Moroccans MPs are routinely criticized for standing for their own interests rather than those of the constituencies they are supposed to be representing.
Rabat – Not satisfied with their already overflowing bags of privileges, Moroccan MPs are pushing to be granted free rides onboard Al Boraq, the country’s newly inaugurated high speed train.
Moroccan Arabic language newspaper Al Akhbar reported in its July 17 edition that all 515 members of the two houses of the Moroccan parliament have requested that they be given a free pass to the new high speed train.
Organized in small committees, the MPs addressed written requests to Habib El Malki and Hakim Benchemass, respectively presidents of the upper and lower houses of the Moroccan parliament. The two presidents, who would also benefit from the move should it pass into action, immediately green lighted it, according to Al Akhbar.
The newspaper sardonically commented on how, at a Moroccan parliament where some of the most trivial questions take weeks and months of debates, sometimes ending with no conclusive decisions, MPs’ request in favor of a better treatment for themselves passed both houses in the blink of an eye.
More still, the request was met with an absolute majority of votes approving the policy, a rare, if not impossible occurrence for a parliament where it is common for MPs of the same party to disagree on policy actions at the moment of voting.
While the move is yet to be implemented, the path seems to have been completely cleared for MPs. Rabie Khlie, the director of ONCF, Morocco’s national rail operator, has also given his approval.
According to Al Akhbar, the ONCF director has said that his institution would happily print out free access cards for the MPs to travel onboard Al Boraq at will. This comes as an uncalled for addition to an already overflowing pile of privileges for Moroccan MPs.
A Moroccan MP is paid a monthly wage of MAD 32,800. That amount is increased by MAD 7000 if the MP occupies another function within either of the two houses (vice president or president of the parliament’s committee on education, for example).
In addition, all MPs have free access to regular trains (first class), a monthly allowance of MAD 800 for fuel, and a MAD 700 hotel room in Rabat paid for by the taxpayer’s money. They do not pay for motorway tolls charges and are paid MAD 2000 as pocket money when traveling abroad.
The size of the entitlement pie gets even bigger for the presidents of the two houses.
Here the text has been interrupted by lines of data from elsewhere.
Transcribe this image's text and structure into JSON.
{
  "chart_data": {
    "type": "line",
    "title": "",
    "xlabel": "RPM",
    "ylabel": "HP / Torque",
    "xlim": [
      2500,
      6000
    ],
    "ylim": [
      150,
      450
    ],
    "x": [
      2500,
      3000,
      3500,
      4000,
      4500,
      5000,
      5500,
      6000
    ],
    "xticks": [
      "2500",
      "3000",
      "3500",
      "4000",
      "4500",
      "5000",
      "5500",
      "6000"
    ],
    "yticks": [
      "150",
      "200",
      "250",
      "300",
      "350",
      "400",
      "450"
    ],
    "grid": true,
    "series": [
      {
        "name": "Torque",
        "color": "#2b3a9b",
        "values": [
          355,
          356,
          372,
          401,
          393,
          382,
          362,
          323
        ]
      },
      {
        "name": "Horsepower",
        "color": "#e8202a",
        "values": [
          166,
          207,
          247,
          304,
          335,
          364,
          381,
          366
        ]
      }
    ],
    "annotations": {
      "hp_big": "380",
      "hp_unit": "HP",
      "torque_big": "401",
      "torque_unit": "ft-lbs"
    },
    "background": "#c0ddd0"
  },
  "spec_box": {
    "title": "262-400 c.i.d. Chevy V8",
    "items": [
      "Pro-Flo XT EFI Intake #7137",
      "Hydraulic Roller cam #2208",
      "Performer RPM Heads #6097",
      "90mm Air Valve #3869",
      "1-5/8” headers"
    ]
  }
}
They are each paid MAD 42,000 per month, benefit from the above mentioned rights, in addition to a much more significant housing allowance.
The move is set to be interpreted as yet another illustration of critics’ point that the seats of the Moroccan parliament are filled with MPs who entered politics for their own sake, rather than for speaking on behalf of their low-income, sometimes poverty-stricken constituents.
Moroccans MPs are routinely criticized for standing up for their own interests rather than those of the constituencies they are supposed to be representing. They enter politics for personal advantages and not for defending political convictions they may have, critics have maintained.
When King Mohammed VI and France’s Emmanuel Macron inaugurated Al Boraq in November of last year, many critics said the project was a luxury the country did not need, could not afford.
Rather than meeting important challenges like reducing poverty or bridging the expanding disconnect between extremely rich and low-income families, they said, Al Boraq was another illustration of the existence of “two Moroccos.”
Adherents to the Al Boraq project shunned the criticism of the whole project being a luxury the country did not need.
One Al Boraq user, Hassan, told Morocco World News in December of last year: “Those who say that it is all about prestige are right. But they are missing something important: Prestige counts for an emerging country that aspires to greatness, to big development plans.”
But even Hassan, for all his passion and enthusiasm for Al Boraq, acknowledged that the new train would make “visible,” affluent Moroccans much more satisfied with the grand projects the country has achieved in recent years. Meanwhile, though, nothing much would change in the lives of the other, less visible Moroccans. “This is Morocco,” he lamented.
As MPs delight in adding another privilege to their already overloaded baskets of entitlements, “this is Morocco” is set to come across as the continuation of policies that add to the privileges of the well-off, while doing little for those in need of government intervention.